The Reserve Bank of India, on Wednesday, hiked the repo rate by 40 basis points and CRR by 50 BPs in a surprise move. The decision was taken in an unscheduled meeting and the Monetary Policy Committee (MPC) unanimously decided to hike rates for the first time after 2018. Both the equity and debt markets reacted negatively to the sudden development. The equity market fell around 1,000 points as soon as the announcement came. The 10-year government bond yield also rallied sharply by 9 basis points.
Here’s how the equity and debt mutual fund managers reacted to the central bank’s decision.
Akhil Mittal, Senior Fund Manager-Fixed Income, Tata Mutual Fund:
“In a surprise move, RBI increased repo rate by 40 bps and hiked CRR requirement by 50 bps of NDTL. RBI mentioned fast changing inflation – growth dynamics warranted such a move.
While keeping stance as accommodative, RBI mentioned today move is the withdrawal of excess accommodation done during Covid response policy move. While this comes in as a surprise, this makes RBI resolve to keep inflation under check more credible. We think RBI is uncomfortable on the developing inflation trajectory and hence doesn’t want to be too much behind the curve. This also means we could possibly look at front loading of policy reversal rather than a calibrated and gradual approach.
We expect bond markers to reach negatively and the entire yield curve to shift upwards (slightly more impact at the shorter end of the curve). Markets are likely to trade cautious in near future as fiscal comfort also seems to be dwindling at fast pace (any buffer likely offset by higher food and fertilizer subsidies and lower disinvestment mop-up). All in all, the policy reversal cycle has started out of turn, could be more targeted in approach and earlier in timeline.”
Sorbh Gupta, Fund Manager- Equity, Quantum AMC:
RBI’s surprise move on increasing the repo rates today is an acknowledgment of inflation becoming a more important variable in policy decisions than growth. It will not have an immediate bearing on growth in inflation but it is an indication of things to come. These types of events will come & go multiple times in an investor’s journey to achieving financial goals & one should not be swayed too much. An equity portfolio stress-tested for balance sheet strength (lower leverage) & attractive valuations of investee companies is well suited for this environment. Investors should stick to their asset allocation plans & use a staggered approach to increase allocation to equities.

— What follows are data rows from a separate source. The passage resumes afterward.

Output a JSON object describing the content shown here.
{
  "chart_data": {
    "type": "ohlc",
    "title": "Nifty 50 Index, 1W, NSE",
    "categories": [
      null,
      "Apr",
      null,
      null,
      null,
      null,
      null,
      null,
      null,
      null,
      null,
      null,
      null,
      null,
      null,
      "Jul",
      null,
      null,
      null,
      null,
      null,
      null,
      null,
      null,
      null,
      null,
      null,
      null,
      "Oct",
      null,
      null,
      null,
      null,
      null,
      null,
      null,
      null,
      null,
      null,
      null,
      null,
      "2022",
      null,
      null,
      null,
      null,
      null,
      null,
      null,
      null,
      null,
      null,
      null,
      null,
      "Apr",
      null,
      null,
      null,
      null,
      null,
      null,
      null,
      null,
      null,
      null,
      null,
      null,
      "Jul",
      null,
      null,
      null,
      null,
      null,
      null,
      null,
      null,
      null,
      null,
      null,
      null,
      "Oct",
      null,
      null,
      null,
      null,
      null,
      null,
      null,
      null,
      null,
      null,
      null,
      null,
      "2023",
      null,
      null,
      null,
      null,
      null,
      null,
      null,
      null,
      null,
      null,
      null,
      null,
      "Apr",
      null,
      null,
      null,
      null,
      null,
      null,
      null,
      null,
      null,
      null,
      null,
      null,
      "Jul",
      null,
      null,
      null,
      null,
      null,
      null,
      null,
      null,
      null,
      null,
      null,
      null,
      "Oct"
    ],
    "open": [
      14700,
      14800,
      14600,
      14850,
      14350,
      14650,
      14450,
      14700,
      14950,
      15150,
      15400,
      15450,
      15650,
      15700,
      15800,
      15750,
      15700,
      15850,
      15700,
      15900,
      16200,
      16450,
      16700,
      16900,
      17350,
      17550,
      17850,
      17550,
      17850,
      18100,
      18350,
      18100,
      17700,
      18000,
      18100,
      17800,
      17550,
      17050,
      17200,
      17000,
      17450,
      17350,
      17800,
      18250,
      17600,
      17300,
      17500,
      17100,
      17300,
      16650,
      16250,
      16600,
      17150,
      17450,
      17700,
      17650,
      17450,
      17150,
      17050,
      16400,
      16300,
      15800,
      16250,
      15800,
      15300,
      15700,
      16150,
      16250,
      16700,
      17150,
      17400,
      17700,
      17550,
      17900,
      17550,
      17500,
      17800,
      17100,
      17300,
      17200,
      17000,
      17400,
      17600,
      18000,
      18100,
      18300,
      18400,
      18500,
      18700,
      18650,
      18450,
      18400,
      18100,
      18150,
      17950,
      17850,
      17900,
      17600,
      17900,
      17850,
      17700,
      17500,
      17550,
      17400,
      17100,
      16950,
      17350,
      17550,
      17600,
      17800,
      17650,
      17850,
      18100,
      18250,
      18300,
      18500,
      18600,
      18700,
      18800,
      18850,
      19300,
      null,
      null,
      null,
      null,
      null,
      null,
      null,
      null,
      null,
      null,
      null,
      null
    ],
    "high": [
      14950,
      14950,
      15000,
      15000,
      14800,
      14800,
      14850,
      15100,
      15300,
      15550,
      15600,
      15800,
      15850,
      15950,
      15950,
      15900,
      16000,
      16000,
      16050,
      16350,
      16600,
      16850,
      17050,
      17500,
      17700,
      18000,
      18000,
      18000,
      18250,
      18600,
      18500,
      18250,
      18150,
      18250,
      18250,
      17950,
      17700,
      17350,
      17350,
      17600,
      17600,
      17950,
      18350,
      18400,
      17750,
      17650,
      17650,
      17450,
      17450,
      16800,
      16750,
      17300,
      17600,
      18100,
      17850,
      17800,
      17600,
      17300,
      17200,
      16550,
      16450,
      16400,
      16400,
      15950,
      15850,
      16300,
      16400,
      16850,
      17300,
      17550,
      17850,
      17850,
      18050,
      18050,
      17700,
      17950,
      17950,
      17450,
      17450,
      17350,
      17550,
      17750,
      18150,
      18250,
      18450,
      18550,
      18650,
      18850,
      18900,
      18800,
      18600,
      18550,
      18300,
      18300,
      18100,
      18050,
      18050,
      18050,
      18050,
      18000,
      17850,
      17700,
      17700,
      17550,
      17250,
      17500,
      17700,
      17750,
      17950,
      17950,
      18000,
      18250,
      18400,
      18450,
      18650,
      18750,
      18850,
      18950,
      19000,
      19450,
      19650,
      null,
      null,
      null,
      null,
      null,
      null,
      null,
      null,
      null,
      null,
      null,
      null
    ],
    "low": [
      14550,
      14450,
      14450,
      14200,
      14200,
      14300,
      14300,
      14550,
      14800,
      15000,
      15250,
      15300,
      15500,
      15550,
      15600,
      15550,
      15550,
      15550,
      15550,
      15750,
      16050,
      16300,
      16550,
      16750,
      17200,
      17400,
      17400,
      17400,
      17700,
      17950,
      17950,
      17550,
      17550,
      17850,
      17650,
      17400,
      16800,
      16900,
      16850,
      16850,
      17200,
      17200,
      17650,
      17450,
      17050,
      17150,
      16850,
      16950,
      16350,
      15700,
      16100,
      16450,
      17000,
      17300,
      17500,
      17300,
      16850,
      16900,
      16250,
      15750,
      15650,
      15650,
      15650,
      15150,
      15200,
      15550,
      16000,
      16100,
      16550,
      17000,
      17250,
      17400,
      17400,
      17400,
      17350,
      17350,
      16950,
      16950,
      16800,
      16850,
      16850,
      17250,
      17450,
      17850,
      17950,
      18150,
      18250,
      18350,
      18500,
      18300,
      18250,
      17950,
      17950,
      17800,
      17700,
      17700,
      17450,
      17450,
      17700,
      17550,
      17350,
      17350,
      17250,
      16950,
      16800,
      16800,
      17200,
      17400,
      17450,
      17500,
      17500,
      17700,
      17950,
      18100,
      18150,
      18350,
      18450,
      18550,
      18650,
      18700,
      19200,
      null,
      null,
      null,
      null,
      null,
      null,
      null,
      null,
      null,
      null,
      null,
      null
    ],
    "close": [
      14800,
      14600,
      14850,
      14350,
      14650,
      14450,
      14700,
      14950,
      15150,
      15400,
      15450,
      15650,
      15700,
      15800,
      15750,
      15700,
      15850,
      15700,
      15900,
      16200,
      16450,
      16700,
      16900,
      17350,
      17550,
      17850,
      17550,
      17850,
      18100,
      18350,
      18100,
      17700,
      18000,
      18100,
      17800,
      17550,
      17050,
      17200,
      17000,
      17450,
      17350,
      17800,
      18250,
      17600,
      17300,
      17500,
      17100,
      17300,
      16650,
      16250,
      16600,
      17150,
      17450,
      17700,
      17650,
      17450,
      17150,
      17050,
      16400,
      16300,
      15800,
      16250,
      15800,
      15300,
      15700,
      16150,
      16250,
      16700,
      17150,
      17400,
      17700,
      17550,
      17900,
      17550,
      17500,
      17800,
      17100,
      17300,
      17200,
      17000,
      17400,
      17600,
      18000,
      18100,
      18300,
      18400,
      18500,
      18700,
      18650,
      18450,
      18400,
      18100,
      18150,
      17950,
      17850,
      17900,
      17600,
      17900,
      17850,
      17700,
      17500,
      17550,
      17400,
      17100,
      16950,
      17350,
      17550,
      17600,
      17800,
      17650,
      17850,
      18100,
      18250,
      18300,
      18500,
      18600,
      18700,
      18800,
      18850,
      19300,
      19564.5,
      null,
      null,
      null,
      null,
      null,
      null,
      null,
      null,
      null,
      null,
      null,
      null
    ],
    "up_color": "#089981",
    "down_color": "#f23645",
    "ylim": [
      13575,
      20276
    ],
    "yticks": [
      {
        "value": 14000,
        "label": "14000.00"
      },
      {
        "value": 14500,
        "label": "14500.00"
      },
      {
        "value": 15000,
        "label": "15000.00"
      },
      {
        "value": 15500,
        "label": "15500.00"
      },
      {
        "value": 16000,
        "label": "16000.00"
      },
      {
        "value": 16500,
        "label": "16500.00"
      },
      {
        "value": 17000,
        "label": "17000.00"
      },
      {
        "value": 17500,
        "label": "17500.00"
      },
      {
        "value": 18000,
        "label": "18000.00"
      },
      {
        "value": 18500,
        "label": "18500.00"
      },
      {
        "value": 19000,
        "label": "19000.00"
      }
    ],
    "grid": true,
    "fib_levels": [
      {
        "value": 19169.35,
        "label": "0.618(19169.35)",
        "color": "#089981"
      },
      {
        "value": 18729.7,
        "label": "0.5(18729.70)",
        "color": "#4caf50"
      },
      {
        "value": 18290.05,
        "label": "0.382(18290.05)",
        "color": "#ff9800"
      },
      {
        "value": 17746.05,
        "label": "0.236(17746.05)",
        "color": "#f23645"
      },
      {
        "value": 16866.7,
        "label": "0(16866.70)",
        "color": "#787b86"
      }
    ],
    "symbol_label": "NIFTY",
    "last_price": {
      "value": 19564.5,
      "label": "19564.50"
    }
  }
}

Mahendra Jajoo, CIO, fixed income, Mirae Asset Investment Managers:
In a rather surprising development, MPC at an unscheduled inter-meeting, hiked the repo rate by 40 bps as also hiked CRR by 50 bps. Concerned with expectations of further spike in inflation in April and the global developments where major central banks including Bank of England and Australian central banks have hiked rates recently and with Fed set to hike rates tonight, RBI seems to have made this preemptive move to align inflation expectations with target trajectory. Market yields spiked with benchmark 10Y yields hitting a fresh high of 7.38%. interest rates are expected to inch up further in anticipation of further hikes in forthcoming policies.
Rajeev Radhakrishnan, CIO-Fixed Income, SBI Mutual Fund:
The RBI pivot from excessive dovishness to neutral to cautious was evident in the April 22 review. With an intra meeting policy hike of 40 bps accompanied with an unanticipated CRR hike of 50 bps , the RBI has unequivocally joined the list of central banks taking decisive policy action to keep inflation expectations under check. With the risk of overshooting the inflation upper band of 6% for 3 consecutive quarters very much alive, today’s policy actions though unanticipated in an off-meeting schedule is probably quite apt.
With the formal initiation of monetary policy tightening, there could be more rate hikes in the offing, alongside durable absorption of systemic liquidity. An immediate hike in June probably may not materialize even as the trajectory remains clear. It is challenging to call out the terminal rate against the current uncertain global backdrop. CRR has also been hiked by 50bps effective 21stMay which will immediately suck out Rs. 870bn of liquidity from the banking system. 10 Year Indian G-sec shot up by ~20bps to 7.40% in an immediate response to the policy announcement. Currently, in India we are just where the Fed was a few months ago and yields may face an upward pressure across the tenor of the curve- though liquidity reduction adds an additional element of adjustment at the shorter end.
Marzban Irani CIO (Debt) LIC Mutual Fund:
Today as a sudden announcement, the MPC decided to hike the repo rate by 40 bps to 4.40 after withdrawing the accommodative stance. At the same time CRR was hiked by 50 bps to 4.50.
Impact : At the longer end 10 year yields touched 7.40. Crr hike will lead to around 80000 cr outflow from the system and daily deployment will now happen around 4 percent. Net net now is the time to start investing in duration funds like bond funds, bpsu and gsec etf. Crr hike will help to grow liquid and upcoming money market funds.